ABSTRACT
The incidence of cancer was so frightening that in 1971 President Richard Nixon declared a war against cancer. An enormous amount of resources has been directed toward the fight against cancer. However, the battle against this leading killer disease has not been very successful. Continued human suffering due to this disease has prompted the demand for strategies to effectively identify human carcinogens. In the development of new drugs, the assessment of the carcinogenic potential of chemical compounds in humans is a fundamental step. The risk assessment of the carcinogenic potential of a new drug usually begins with experiments in animals. The law requires the sponsor of a new drug to conduct short-and long-term carcinogenicity studies in animals to assess the carcinogenic effect of the drug compounds. There are different applications of these short-and long-term animal carcinogenicity studies in the determination of the carcinogenic potential of chemical compounds. The first is to use the results merely for screening the unsafe chemical compounds. The second is to conduct risk assessments of chemicals in humans. This process involves the extrapolation of results from animals to humans and from high to low doses. The third is to verify specific scientific hypotheses about the mechanisms of carcinogenesis. Various federal government agencies in the United States play important roles in
the national effort to reduce the threat of cancer. Two of the most important agencies in this effort are the U.S. Environmental Protection Agency (EPA) and the U.S. Food and Drug Administration (FDA). The EPA is responsible for protecting Americans from environmental cancer-causing agents. The FDA is responsible for ensuring the safety of human drugs, animal drugs, medical devices, and food additives. The evaluation of the carcinogenic effect of medical products is one of FDA’s most important responsibilities. These two agencies regularly review and evaluate carcinogenicity studies conducted by various sponsors mostly in different rodent species. Other U.S. government agencies involved in the review and evaluation of animal oncology experiments include the National Toxicological Program (NTP), the National Cancer Institute (NCI), and the National Center for Toxicological Research (NCTR). The International Agency for Research on Cancer, a branch of the World Health Organization (WHO), also monitors animal carcinogenicity data from different sources. The Pharmacology and Toxicology (Pharm=Tox) Team at the Office of Biosta-
tistics (OB) of the Center for Drug Evaluation and Research (CDER) in the FDA is responsible for the statistical review and evaluation of carcinogenicity studies of pharmaceuticals included in investigational new drug (IND) and new drug application (NDA) submissions.
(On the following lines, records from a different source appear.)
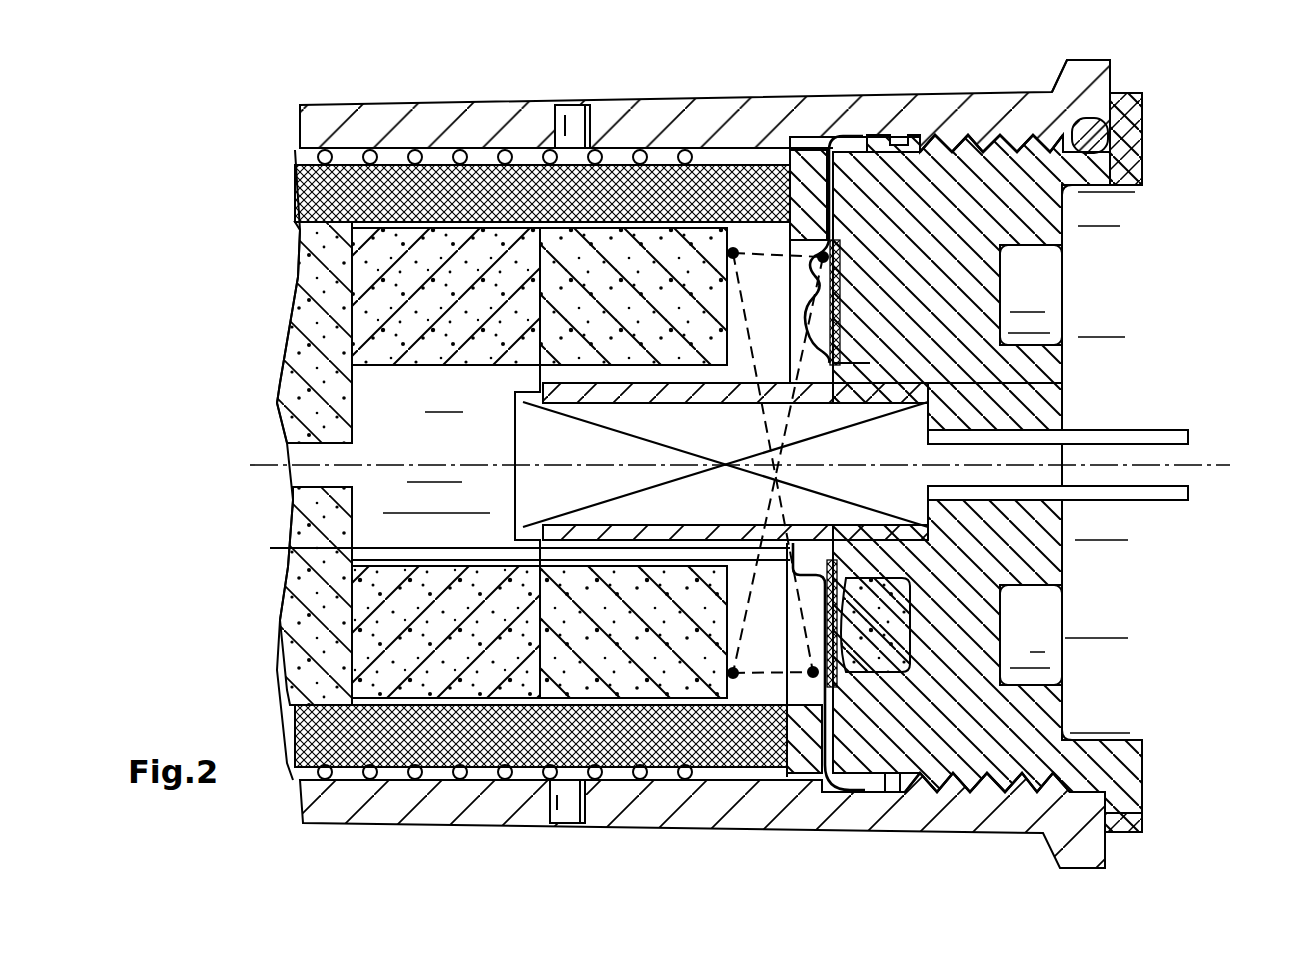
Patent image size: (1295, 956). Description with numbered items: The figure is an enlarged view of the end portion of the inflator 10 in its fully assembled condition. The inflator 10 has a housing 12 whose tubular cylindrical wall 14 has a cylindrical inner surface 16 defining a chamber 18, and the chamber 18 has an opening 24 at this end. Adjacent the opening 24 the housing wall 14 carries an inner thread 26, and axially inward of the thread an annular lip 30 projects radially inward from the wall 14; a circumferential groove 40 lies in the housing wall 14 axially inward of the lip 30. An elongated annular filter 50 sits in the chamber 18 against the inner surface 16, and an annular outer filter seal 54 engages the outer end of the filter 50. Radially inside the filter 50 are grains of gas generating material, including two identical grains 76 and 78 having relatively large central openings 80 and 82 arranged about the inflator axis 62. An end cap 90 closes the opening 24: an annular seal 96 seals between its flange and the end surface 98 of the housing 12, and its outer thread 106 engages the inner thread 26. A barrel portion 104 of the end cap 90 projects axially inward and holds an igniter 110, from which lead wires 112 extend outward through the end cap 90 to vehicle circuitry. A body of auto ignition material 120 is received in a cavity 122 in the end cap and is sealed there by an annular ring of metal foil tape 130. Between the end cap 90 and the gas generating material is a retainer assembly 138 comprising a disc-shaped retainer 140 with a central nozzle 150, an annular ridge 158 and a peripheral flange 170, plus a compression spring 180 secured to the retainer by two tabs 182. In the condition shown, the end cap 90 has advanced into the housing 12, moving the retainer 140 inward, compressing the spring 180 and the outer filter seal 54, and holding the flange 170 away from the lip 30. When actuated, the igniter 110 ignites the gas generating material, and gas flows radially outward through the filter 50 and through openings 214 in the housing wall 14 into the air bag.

The inflator 10 is at (228, 380).
The housing 12 is at (397, 825).
The tubular cylindrical wall 14 is at (457, 825).
The cylindrical inner surface 16 is at (398, 152).
The chamber 18 is at (662, 152).
The opening 24 is at (1115, 163).
The inner thread 26 is at (977, 790).
The annular lip 30 is at (892, 794).
The circumferential groove 40 is at (883, 137).
The filter 50 is at (355, 193).
The outer filter seal 54 is at (808, 770).
The inflator axis 62 is at (275, 465).
The grain of gas generating material 76 is at (397, 300).
The grain of gas generating material 78 is at (607, 622).
The central opening 80 is at (375, 383).
The central opening 82 is at (352, 548).
The end cap 90 is at (1066, 218).
The annular seal 96 is at (1097, 138).
The end surface 98 is at (1112, 82).
The barrel portion 104 is at (515, 400).
The outer thread 106 is at (974, 792).
The igniter 110 is at (552, 444).
The lead wires 112 is at (1158, 492).
The auto ignition material 120 is at (885, 633).
The cavity 122 is at (907, 588).
The metal foil tape 130 is at (838, 280).
The retainer assembly 138 is at (667, 767).
The retainer 140 is at (773, 683).
The nozzle 150 is at (800, 553).
The annular ridge 158 is at (779, 768).
The peripheral flange 170 is at (863, 134).
The compression spring 180 is at (736, 248).
The tabs 182 is at (799, 225).
The openings 214 is at (565, 125).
The statistical review and evaluation of pharmacology and toxicology studies is an important and integral part of the FDA approval process for new drugs. In a regular carcinogenicity study review the FDA statisticians review and evaluate the appropriateness of designs of experiments, methods of statistical analysis of data, and methods of interpreting the study results. In addition to reviewing the reports submitted by the drug sponsor, statisticians in the CDER=FDA also perform analyses of their own using the tumor data submitted
by the sponsors to verify the sponsor’s results and to answer questions that are not addressed by the sponsor. The designs, methods of statistical analysis of data, and interpretation of results recommended in the 2001 FDA draft document titled Guidance for Industry; Statistical Aspects of the Design, Analysis, and Interpretation of Chronic Rodent Carcinogenicity Studies of Pharmaceuticals are generally followed by CDER=FDA statisticians in their reviews of regular 2 year studies for IND and NDA submissions. This FDA draft guidance for industry document includes methods of analyzing data from carcinogenicity studies using regular rodents but does not cover the designs and methods of data analysis and interpretation of study results for short-term studies using special mice, known as transgenic mice. The CDER=FDA statisticians have been using methods developed both within the FDA and outside the FDA in their statistical reviews of this type of carcinogenicity study for new drugs. The purpose of this chapter is to provide an update, with detailed discussions on
the topics presented in the FDA guidance for industry document and in chapters on the same subject in various editions of other books by the second author, and to present some new designs and methods of data analysis and interpretation of results currently used by FDA=CDER statisticians in the review of carcinogenicity studies using transgenic mice that were not included in publications mentioned here.